Però, però, come quasi tutti voi - sì, obiettami pure la superficialità che sta dietro la generalizzazione di un "voi" costruita sulla base di un commento e pochi articoli di un blog: se davvero non lo sei, stupido, capirai che è insensata, altrimenti pazienza - menti. E quando uno mente o è ignorante o è in mala fede. Menarla con la storia dell'impedimento del Papa a parlare è una menzogna profonda, e lo sai. Non considerare il luogo, il tempo e la natura dell'invito e del contenuto del discorso che avrebbe dovuto leggere è intellettualmente disonesto, e lo sai. Tirare in ballo il "laicismo" e l'anti-clericalismo - come nemmeno il peggior schifani sarebbe stato in grado di fare - in maniera tanto becera è follia. Sputare velate sentenze a proposito della libertà d'espressione del Papa fingendo di dimenticarsi quale sia la vera natura della chiesa cattolica è disonesto. Non intellettualmente, è proprio disonesto. D'altra parte questo è un atteggiamento tipico. E se te lo stai chiedendo: sì, quello che t'ho detto è conseguenza non solo del commento cui sto rispondendo; deriva piuttosto dal tuo blog, in special modo da certi discorsi a proposito di "Islam", "Occidente" e "Oriente", "reciprocità" e "diritto internazionale", senza contare certe interpretazioni "curiose" della storia come "l'avventatezza" britannica nella gestione della questione palestinese. No, non è un caso che nel tuo blog citi con tanta passione Ferrara e Bondi. Prioprio no!

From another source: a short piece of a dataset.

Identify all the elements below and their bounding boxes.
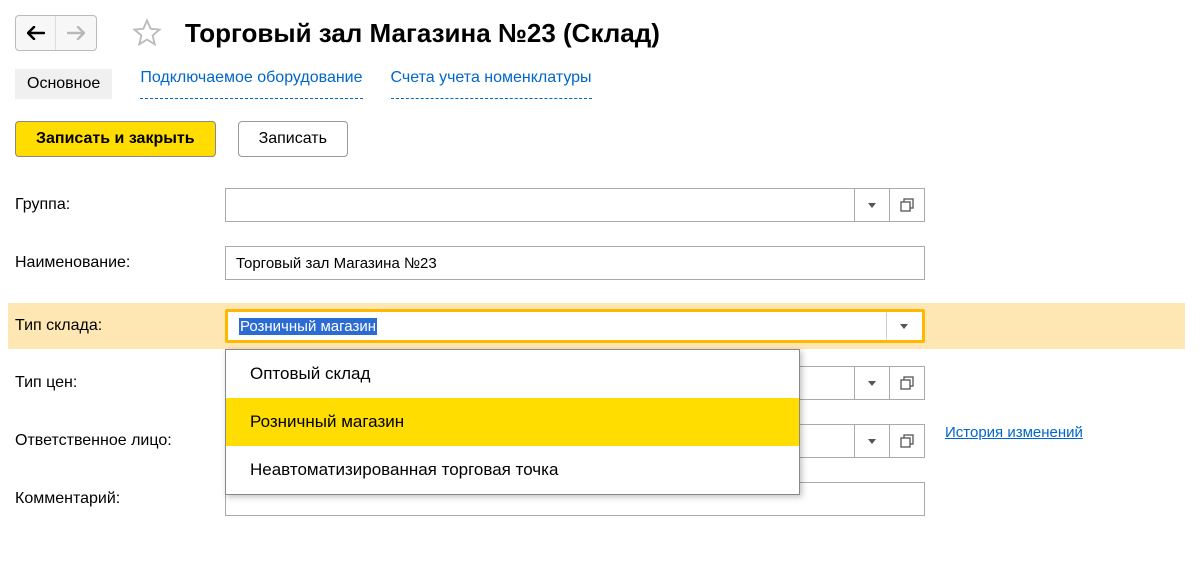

Io, Vincenzillo, non amo troppo le sintesi. Eppure, non trovo affatto difficile sottoscrivere un'asserzione come "fuori il Papa da La Sapienza". Non c'è nulla di laico o di democratico nel lasciar inaugurare (inaugurare!) l'anno accademico (l'anno accademico!) con una lectio magistralis (una lectio magistralis!) da uno dei pensatori più oscurantisti, bigotti e reazionari (ma anche molto furbi) dell'ultimo secolo. Josiph Ratzinger non necessita certamente di pulpiti dal quale lanciare il suo messaggio: d'altronde, rimane un capo di stato con un suo organo di stampa, una sua radio, una sua televisione, senza contare il fatto che le sue parole e i suoi "consigli" vengono ripetuti continuamente dalle emittenti e dai giornali nazionali. Il fatto che alcuni studenti siano riusciti a evitare la presenza del Papa in quel dato contesto, è sicuramente una vittoria (come ben saprai, una lectio magistralis è più di una semplice lezione straordinaria, ma spesso serve a "dare la linea" a un intero anno accademico), come è una sconfitta il fatto che il Papa (lo ripeto, un pensatore estremamente furbo) sia riuscito a cospargere il suo capo di cenere, cogliendo la palla al balzo e "rinunciando" alla visita.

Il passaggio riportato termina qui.